Die sind bereits verloren gegangen. Da steht die ARD nicht alleine da. Mir ist im Laufe der vergangenen Jahre auch die eine Hälfte der Herkunftsfamilie wegen nicht als solchem wahrgenommenen (da als normal empfundenem) Rassismus und Rechtsextremismus abhanden gekommen, die andere Hälfte zu einem Drittel wegen offiziell diagnostizierter Psychose mit inzwischen offenbar Naturgesetz-leugnender und rechtsextremer Symptomatik und zu einem weiteren Drittel wegen Aluhut, Chemtrails, Impfgegnerschaft und Putin-Fanboy-Getue. Anderen sind die Ehen zerbrochen wegen Abwanderung ins Querdenker-Lager. In den USA füllen QAnon-Familientragödien die entsprechenden Foren. Die Risse gehen überall durch, im Kleinen, im Großen.

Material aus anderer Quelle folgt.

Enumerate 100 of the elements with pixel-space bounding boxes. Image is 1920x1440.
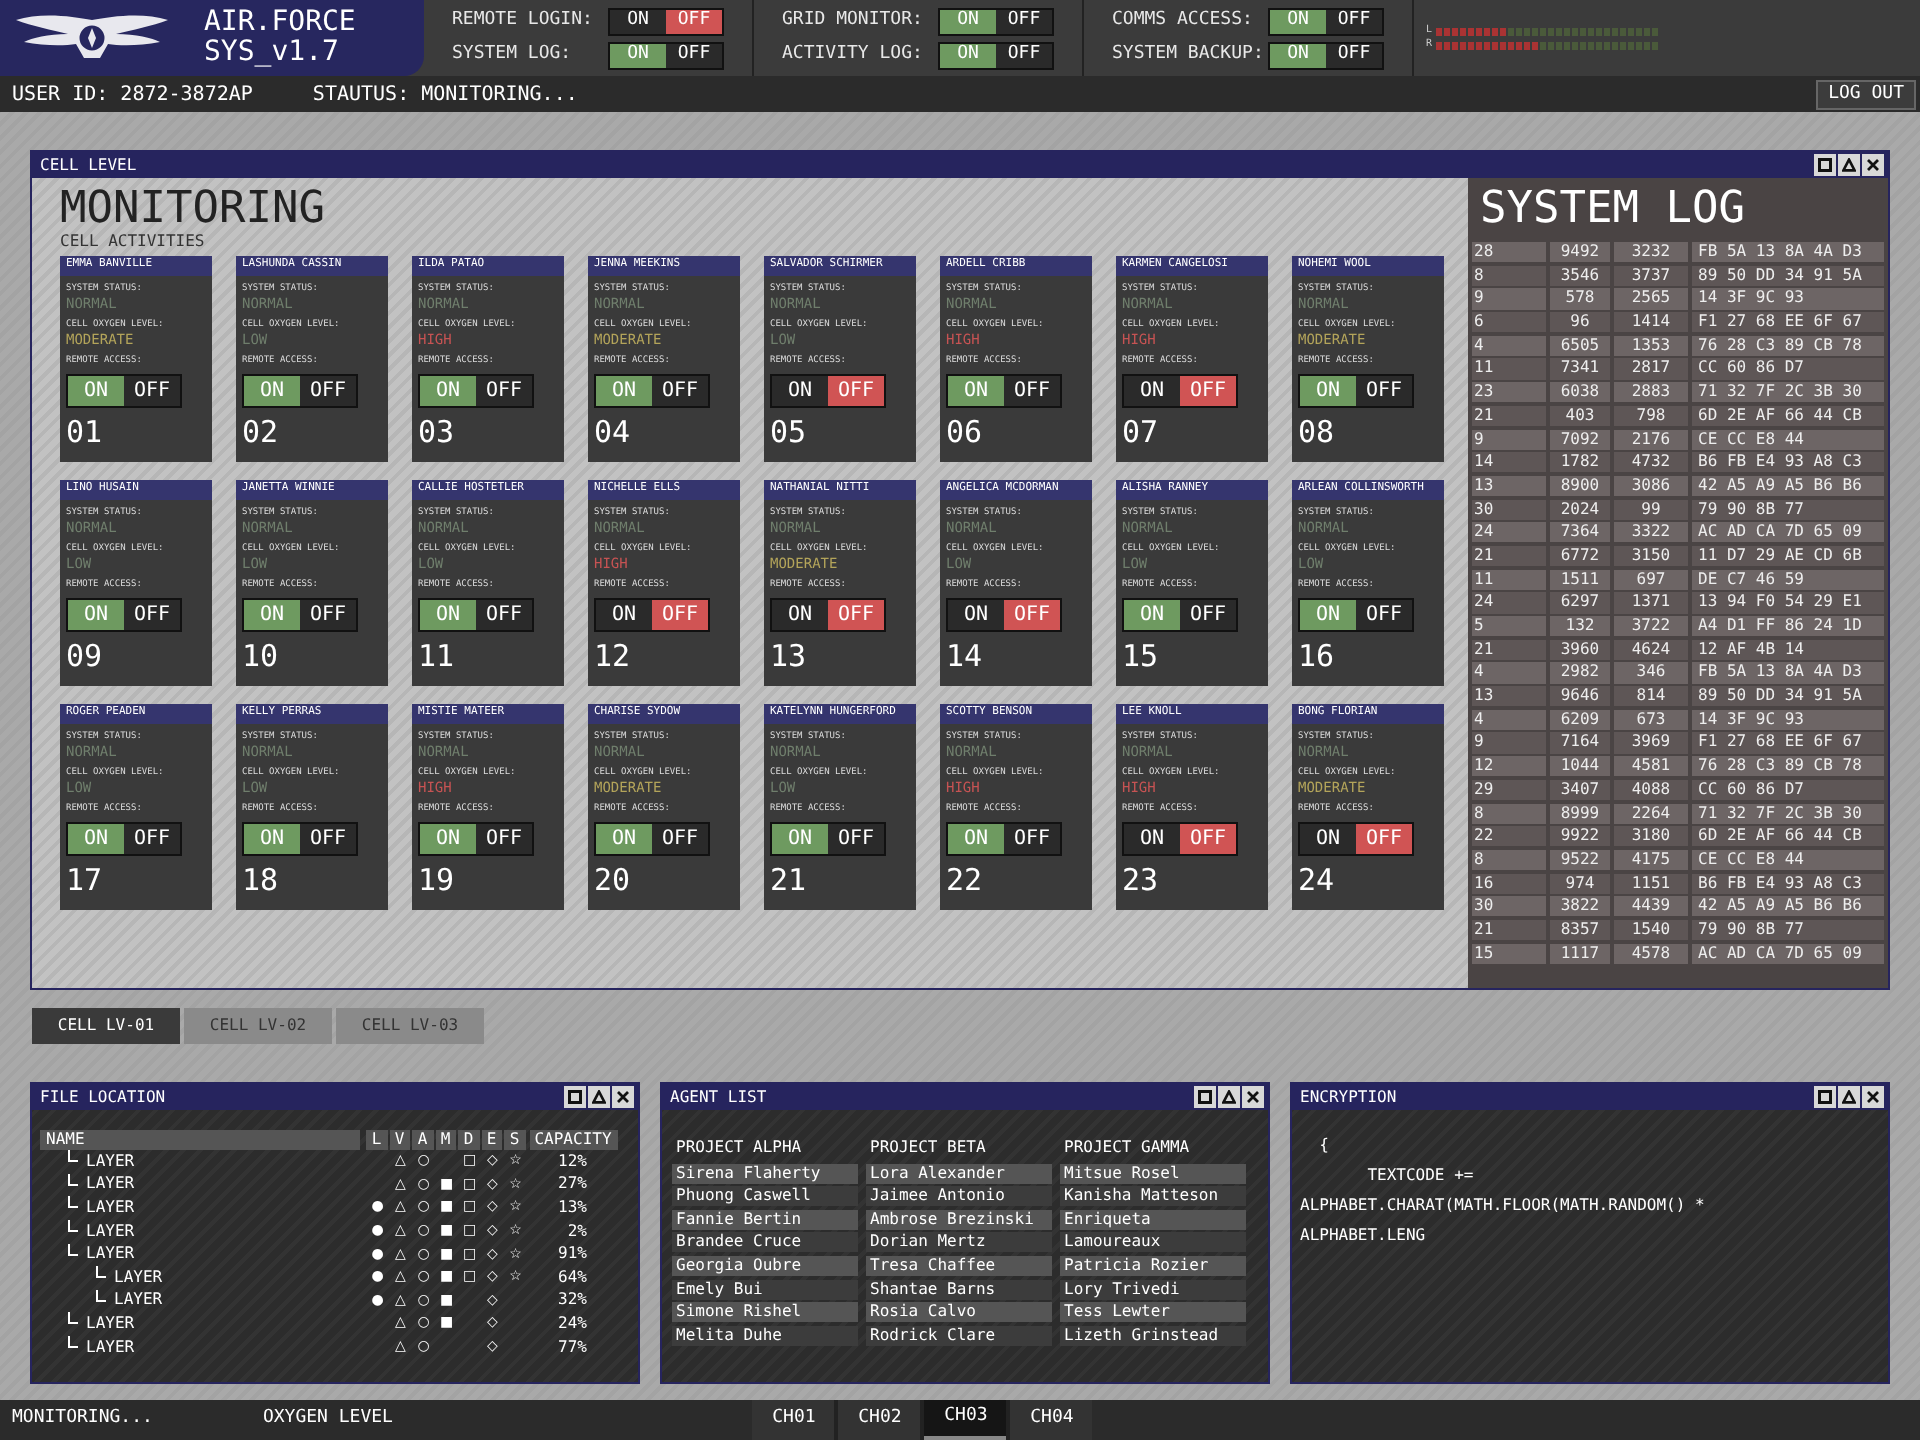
on-button[interactable]: ON	[1300, 824, 1356, 854]
agent-name[interactable]: Sirena Flaherty	[672, 1163, 858, 1184]
on-off-switch[interactable]: ON OFF	[66, 822, 182, 856]
off-button[interactable]: OFF	[124, 376, 180, 406]
on-off-switch[interactable]: ON OFF	[418, 598, 534, 632]
on-off-switch[interactable]: ON OFF	[66, 374, 182, 408]
minimize-button[interactable]	[588, 1086, 610, 1108]
logout-button[interactable]: LOG OUT	[1816, 79, 1916, 109]
off-button[interactable]: OFF	[996, 43, 1052, 67]
off-button[interactable]: OFF	[300, 600, 356, 630]
agent-name[interactable]: Enriqueta	[1060, 1209, 1246, 1230]
close-button[interactable]	[1862, 154, 1884, 176]
on-off-switch[interactable]: ON OFF	[594, 598, 710, 632]
on-off-switch[interactable]: ON OFF	[1122, 822, 1238, 856]
channel-tab[interactable]: CH04	[1010, 1400, 1093, 1440]
agent-name[interactable]: Patricia Rozier	[1060, 1255, 1246, 1276]
cell-level-tab[interactable]: CELL LV-01	[32, 1008, 180, 1044]
agent-name[interactable]: Rodrick Clare	[866, 1325, 1052, 1346]
agent-name[interactable]: Mitsue Rosel	[1060, 1163, 1246, 1184]
on-off-switch[interactable]: ON OFF	[1268, 7, 1384, 35]
on-off-switch[interactable]: ON OFF	[594, 822, 710, 856]
on-off-switch[interactable]: ON OFF	[608, 41, 724, 69]
maximize-button[interactable]	[1814, 1086, 1836, 1108]
off-button[interactable]: OFF	[828, 600, 884, 630]
on-off-switch[interactable]: ON OFF	[1298, 822, 1414, 856]
on-off-switch[interactable]: ON OFF	[946, 822, 1062, 856]
on-button[interactable]: ON	[1124, 824, 1180, 854]
off-button[interactable]: OFF	[828, 376, 884, 406]
off-button[interactable]: OFF	[1004, 376, 1060, 406]
off-button[interactable]: OFF	[476, 600, 532, 630]
on-off-switch[interactable]: ON OFF	[242, 598, 358, 632]
agent-name[interactable]: Melita Duhe	[672, 1325, 858, 1346]
on-button[interactable]: ON	[1124, 376, 1180, 406]
agent-name[interactable]: Lory Trivedi	[1060, 1279, 1246, 1300]
off-button[interactable]: OFF	[1326, 9, 1382, 33]
agent-name[interactable]: Phuong Caswell	[672, 1186, 858, 1207]
on-button[interactable]: ON	[610, 9, 666, 33]
channel-tab[interactable]: CH03	[924, 1400, 1007, 1440]
on-off-switch[interactable]: ON OFF	[770, 598, 886, 632]
off-button[interactable]: OFF	[666, 43, 722, 67]
on-off-switch[interactable]: ON OFF	[770, 822, 886, 856]
off-button[interactable]: OFF	[1180, 600, 1236, 630]
agent-name[interactable]: Georgia Oubre	[672, 1255, 858, 1276]
close-button[interactable]	[1862, 1086, 1884, 1108]
off-button[interactable]: OFF	[1180, 824, 1236, 854]
off-button[interactable]: OFF	[1356, 376, 1412, 406]
agent-name[interactable]: Rosia Calvo	[866, 1302, 1052, 1323]
off-button[interactable]: OFF	[652, 376, 708, 406]
maximize-button[interactable]	[564, 1086, 586, 1108]
on-off-switch[interactable]: ON OFF	[770, 374, 886, 408]
off-button[interactable]: OFF	[1326, 43, 1382, 67]
on-off-switch[interactable]: ON OFF	[608, 7, 724, 35]
on-off-switch[interactable]: ON OFF	[938, 7, 1054, 35]
off-button[interactable]: OFF	[1004, 600, 1060, 630]
off-button[interactable]: OFF	[124, 824, 180, 854]
on-off-switch[interactable]: ON OFF	[418, 374, 534, 408]
on-off-switch[interactable]: ON OFF	[938, 41, 1054, 69]
on-off-switch[interactable]: ON OFF	[1268, 41, 1384, 69]
agent-name[interactable]: Shantae Barns	[866, 1279, 1052, 1300]
on-off-switch[interactable]: ON OFF	[946, 598, 1062, 632]
on-button[interactable]: ON	[948, 600, 1004, 630]
on-button[interactable]: ON	[596, 600, 652, 630]
minimize-button[interactable]	[1838, 1086, 1860, 1108]
on-off-switch[interactable]: ON OFF	[242, 374, 358, 408]
agent-name[interactable]: Brandee Cruce	[672, 1232, 858, 1253]
off-button[interactable]: OFF	[996, 9, 1052, 33]
agent-name[interactable]: Lora Alexander	[866, 1163, 1052, 1184]
agent-name[interactable]: Ambrose Brezinski	[866, 1209, 1052, 1230]
on-off-switch[interactable]: ON OFF	[594, 374, 710, 408]
on-off-switch[interactable]: ON OFF	[242, 822, 358, 856]
on-button[interactable]: ON	[772, 376, 828, 406]
on-off-switch[interactable]: ON OFF	[1122, 598, 1238, 632]
close-button[interactable]	[612, 1086, 634, 1108]
off-button[interactable]: OFF	[652, 824, 708, 854]
agent-name[interactable]: Simone Rishel	[672, 1302, 858, 1323]
off-button[interactable]: OFF	[1004, 824, 1060, 854]
agent-name[interactable]: Jaimee Antonio	[866, 1186, 1052, 1207]
on-off-switch[interactable]: ON OFF	[66, 598, 182, 632]
on-off-switch[interactable]: ON OFF	[418, 822, 534, 856]
minimize-button[interactable]	[1218, 1086, 1240, 1108]
agent-name[interactable]: Lizeth Grinstead	[1060, 1325, 1246, 1346]
off-button[interactable]: OFF	[300, 824, 356, 854]
agent-name[interactable]: Kanisha Matteson	[1060, 1186, 1246, 1207]
agent-name[interactable]: Dorian Mertz	[866, 1232, 1052, 1253]
close-button[interactable]	[1242, 1086, 1264, 1108]
off-button[interactable]: OFF	[1356, 824, 1412, 854]
off-button[interactable]: OFF	[1180, 376, 1236, 406]
off-button[interactable]: OFF	[652, 600, 708, 630]
cell-level-tab[interactable]: CELL LV-03	[336, 1008, 484, 1044]
off-button[interactable]: OFF	[476, 824, 532, 854]
minimize-button[interactable]	[1838, 154, 1860, 176]
off-button[interactable]: OFF	[828, 824, 884, 854]
maximize-button[interactable]	[1814, 154, 1836, 176]
on-off-switch[interactable]: ON OFF	[946, 374, 1062, 408]
on-off-switch[interactable]: ON OFF	[1298, 374, 1414, 408]
agent-name[interactable]: Tess Lewter	[1060, 1302, 1246, 1323]
agent-name[interactable]: Lamoureaux	[1060, 1232, 1246, 1253]
cell-level-tab[interactable]: CELL LV-02	[184, 1008, 332, 1044]
on-off-switch[interactable]: ON OFF	[1298, 598, 1414, 632]
off-button[interactable]: OFF	[124, 600, 180, 630]
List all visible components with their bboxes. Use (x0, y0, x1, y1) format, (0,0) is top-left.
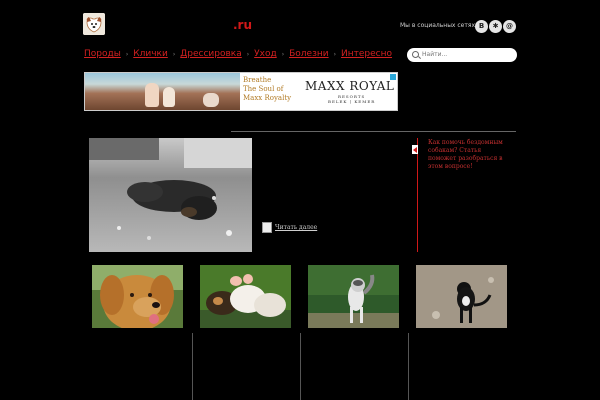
odnoklassniki-icon[interactable]: ✱ (489, 20, 502, 33)
gallery-thumb-golden-dog[interactable] (92, 265, 183, 328)
document-icon (262, 222, 272, 233)
main-nav: Породы › Клички › Дрессировка › Уход › Б… (84, 49, 392, 59)
nav-item-training[interactable]: Дрессировка (180, 49, 242, 59)
divider (231, 131, 516, 132)
gallery-thumb-husky[interactable] (308, 265, 399, 328)
nav-item-care[interactable]: Уход (254, 49, 277, 59)
nav-item-breeds[interactable]: Породы (84, 49, 121, 59)
arrow-left-icon (412, 145, 418, 154)
column-divider (408, 333, 409, 400)
gallery-thumb-puppies[interactable] (200, 265, 291, 328)
mailru-icon[interactable]: @ (503, 20, 516, 33)
nav-item-diseases[interactable]: Болезни (289, 49, 329, 59)
site-logo[interactable] (83, 13, 105, 35)
vk-icon[interactable]: B (475, 20, 488, 33)
ad-choices-icon[interactable] (390, 74, 396, 80)
nav-separator: › (246, 50, 250, 58)
column-divider (300, 333, 301, 400)
sidebar-teaser[interactable]: Как помочь бездомным собакам? Статья пом… (428, 139, 510, 171)
gallery-thumb-black-dog[interactable] (416, 265, 507, 328)
site-name[interactable]: .ru (233, 18, 252, 32)
ad-brand-sub: RESORTS BELEK | KEMER (328, 94, 376, 104)
nav-item-interesting[interactable]: Интересно (341, 49, 392, 59)
search-input[interactable] (422, 49, 512, 60)
social-label: Мы в социальных сетях: (400, 22, 478, 29)
article-photo[interactable] (89, 138, 252, 252)
ad-brand: MAXX ROYAL (305, 79, 395, 93)
nav-separator: › (125, 50, 129, 58)
nav-separator: › (333, 50, 337, 58)
nav-item-names[interactable]: Клички (133, 49, 168, 59)
ad-tagline: Breathe The Soul of Maxx Royalty (243, 76, 292, 102)
ad-photo (85, 73, 240, 110)
nav-separator: › (281, 50, 285, 58)
column-divider (192, 333, 193, 400)
search-icon[interactable] (412, 51, 419, 58)
sidebar-divider (417, 138, 418, 252)
ad-banner[interactable]: Breathe The Soul of Maxx Royalty MAXX RO… (84, 72, 398, 111)
nav-separator: › (172, 50, 176, 58)
read-more-link[interactable]: Читать далее (275, 224, 317, 231)
search-box (407, 48, 517, 62)
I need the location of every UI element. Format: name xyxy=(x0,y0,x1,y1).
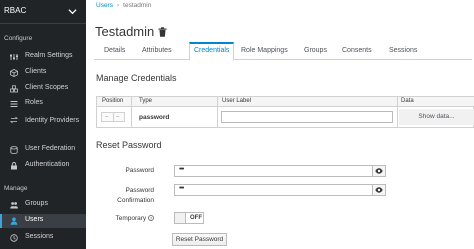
user-label-input[interactable] xyxy=(221,111,393,123)
main-content: Users › testadmin Testadmin Details Attrib… xyxy=(86,0,474,249)
sidebar-item-sessions[interactable]: Sessions xyxy=(0,231,86,245)
sliders-icon xyxy=(10,54,18,60)
credentials-table: Position Type User Label Data – – passwo… xyxy=(96,96,474,128)
manage-credentials-heading: Manage Credentials xyxy=(96,73,177,83)
password-confirmation-label: Password Confirmation xyxy=(100,186,154,206)
column-header-position: Position xyxy=(102,98,124,104)
tab-role-mappings[interactable]: Role Mappings xyxy=(241,42,288,60)
sidebar-item-roles[interactable]: Roles xyxy=(0,97,86,111)
manage-section-label: Manage xyxy=(4,185,28,192)
password-confirmation-field[interactable]: ••• xyxy=(174,184,386,196)
reset-password-heading: Reset Password xyxy=(96,140,162,150)
password-field[interactable]: ••• xyxy=(174,165,386,177)
sidebar-item-label: Authentication xyxy=(25,161,70,168)
sidebar: RBAC Configure Realm Settings Clients Cl… xyxy=(0,0,86,249)
cube-icon xyxy=(10,69,18,77)
confirm-label-line2: Confirmation xyxy=(117,197,154,204)
tab-credentials[interactable]: Credentials xyxy=(189,42,235,61)
configure-section-label: Configure xyxy=(4,35,33,42)
tab-attributes[interactable]: Attributes xyxy=(142,42,172,60)
confirm-label-line1: Password xyxy=(125,187,154,194)
trash-icon[interactable] xyxy=(158,27,167,37)
column-divider xyxy=(217,97,218,127)
clock-icon xyxy=(10,234,18,242)
eye-icon xyxy=(375,168,383,174)
sidebar-item-label: Clients xyxy=(25,68,47,75)
exchange-icon xyxy=(10,116,18,124)
password-value: ••• xyxy=(179,166,184,173)
column-header-data: Data xyxy=(401,98,414,104)
lock-icon xyxy=(11,162,17,170)
users-icon xyxy=(10,202,18,209)
breadcrumb-separator: › xyxy=(116,2,120,9)
page-title: Testadmin xyxy=(95,24,155,39)
list-icon xyxy=(10,101,18,107)
sidebar-item-authentication[interactable]: Authentication xyxy=(0,159,86,173)
sidebar-item-label: User Federation xyxy=(25,145,76,152)
eye-icon xyxy=(375,187,383,193)
tab-consents[interactable]: Consents xyxy=(342,42,372,60)
sidebar-item-groups[interactable]: Groups xyxy=(0,198,86,212)
column-divider xyxy=(131,97,132,127)
tab-sessions[interactable]: Sessions xyxy=(389,42,417,60)
sidebar-item-realm-settings[interactable]: Realm Settings xyxy=(0,50,86,64)
help-icon[interactable]: ? xyxy=(148,215,154,222)
sidebar-item-label: Sessions xyxy=(25,233,54,240)
sidebar-item-client-scopes[interactable]: Client Scopes xyxy=(0,82,86,96)
sidebar-item-clients[interactable]: Clients xyxy=(0,66,86,80)
sidebar-item-user-federation[interactable]: User Federation xyxy=(0,143,86,157)
confirmation-value: ••• xyxy=(179,185,184,192)
temporary-toggle[interactable]: OFF xyxy=(174,212,204,224)
table-header: Position Type User Label Data xyxy=(97,97,474,107)
sidebar-item-label: Identity Providers xyxy=(25,117,80,124)
divider xyxy=(113,113,114,121)
cubes-icon xyxy=(10,85,18,93)
user-icon xyxy=(10,217,18,225)
tab-details[interactable]: Details xyxy=(104,42,125,60)
show-password-toggle[interactable] xyxy=(372,166,385,176)
toggle-state: OFF xyxy=(190,215,202,221)
credential-type: password xyxy=(139,114,170,121)
move-up-icon[interactable]: – xyxy=(105,114,108,120)
sidebar-item-label: Realm Settings xyxy=(25,52,73,59)
password-label: Password xyxy=(125,167,154,174)
sidebar-item-label: Users xyxy=(25,216,44,223)
sidebar-item-label: Groups xyxy=(25,200,48,207)
move-down-icon[interactable]: – xyxy=(116,114,119,120)
breadcrumb-users-link[interactable]: Users xyxy=(96,2,113,9)
database-icon xyxy=(10,146,18,154)
sidebar-item-users[interactable]: Users xyxy=(0,214,86,228)
column-divider xyxy=(397,97,398,127)
sidebar-item-label: Client Scopes xyxy=(25,84,69,91)
temporary-label-wrap: Temporary ? xyxy=(100,215,154,222)
temporary-label: Temporary xyxy=(115,215,147,222)
column-header-type: Type xyxy=(139,98,153,104)
sidebar-item-label: Roles xyxy=(25,99,43,106)
breadcrumb: Users › testadmin xyxy=(96,2,151,9)
reset-password-button[interactable]: Reset Password xyxy=(172,233,227,246)
show-data-button[interactable]: Show data... xyxy=(399,109,474,125)
tab-groups[interactable]: Groups xyxy=(304,42,327,60)
column-header-user-label: User Label xyxy=(222,98,252,104)
position-controls[interactable]: – – xyxy=(101,112,125,122)
tab-bar: Details Attributes Credentials Role Mapp… xyxy=(94,42,472,61)
toggle-knob xyxy=(175,213,186,223)
show-confirmation-toggle[interactable] xyxy=(372,185,385,195)
sidebar-item-identity-providers[interactable]: Identity Providers xyxy=(0,113,86,127)
realm-selector[interactable]: RBAC xyxy=(0,0,86,24)
realm-name: RBAC xyxy=(4,6,27,15)
chevron-down-icon xyxy=(68,9,77,15)
breadcrumb-current: testadmin xyxy=(123,2,152,9)
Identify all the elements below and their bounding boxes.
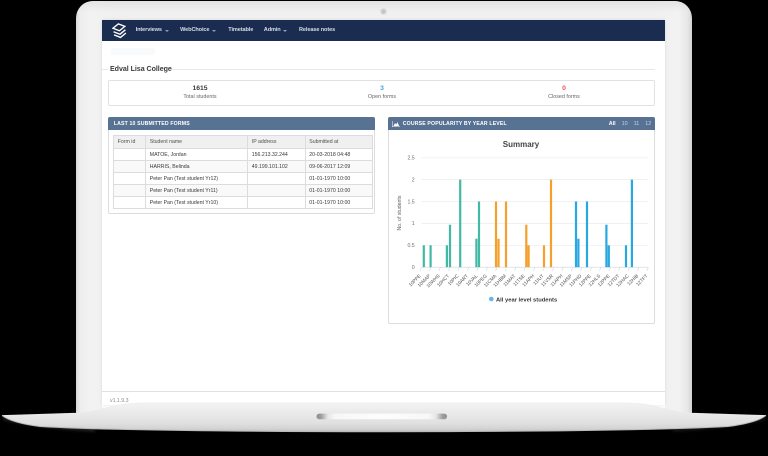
svg-text:1: 1 — [412, 221, 415, 227]
svg-text:All year level students: All year level students — [496, 297, 557, 303]
svg-text:No. of students: No. of students — [397, 195, 403, 230]
svg-text:2: 2 — [412, 177, 415, 183]
svg-text:0: 0 — [412, 265, 415, 271]
svg-text:Summary: Summary — [503, 140, 540, 149]
svg-text:1.5: 1.5 — [407, 199, 414, 205]
svg-text:2.5: 2.5 — [407, 156, 414, 162]
svg-text:0.5: 0.5 — [407, 243, 414, 249]
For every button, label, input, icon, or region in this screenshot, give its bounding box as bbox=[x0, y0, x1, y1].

Offenbar ist der Wunsch nach einer Art "gemeinsamen Dach", unter dem letztlich alle Menschen Unterschlupf suchen, inzwischen wirklich nur noch Wunsch oder Illusion, aber nicht mehr realisierbar. Es gibt diese gemeinsame Geschichte, die innerhalb der Bevölkerung zusammenhält, nicht mehr. Dafür schillern und blühen die Psychosen gar wunderbar. Das "gemeinsame Dach" wäre eigentlich die Realität und wären die Naturgesetze - aber davon sind wir zu weit entfremdet, so dass Parallelwelten entstehen konnten, in denen scheinbar auch andere Realitäten gelten. Scheinbar nur, aber doch leider sehr wirkungsvoll.
Ich habe inzwischen gelernt, das Trennende zu akzeptieren und da auch keine Energie mehr zu investieren, um irgendeine Art von "Verbindung" wiederherzustellen. Solange es hinsichtlich seiner maximalen Konsequenzen höchstens "lästig" für einen selbst und "lächerlich" für den anderen bleibt ("Flacherdler"), lasse ichs durchgehen. Wenn es gefährlich wird (Impfgegner, Pandemie-Leugner, Verbreiter von Lügen, die der Zersetzung der Zivilgesellschaft dienen), gibt es von mir Rückzug (nennt man glaube ich heute "Entfreundung") und wenn nötig wird auch entsprechendes Kontra bzw. Bekämpfung als Antwort.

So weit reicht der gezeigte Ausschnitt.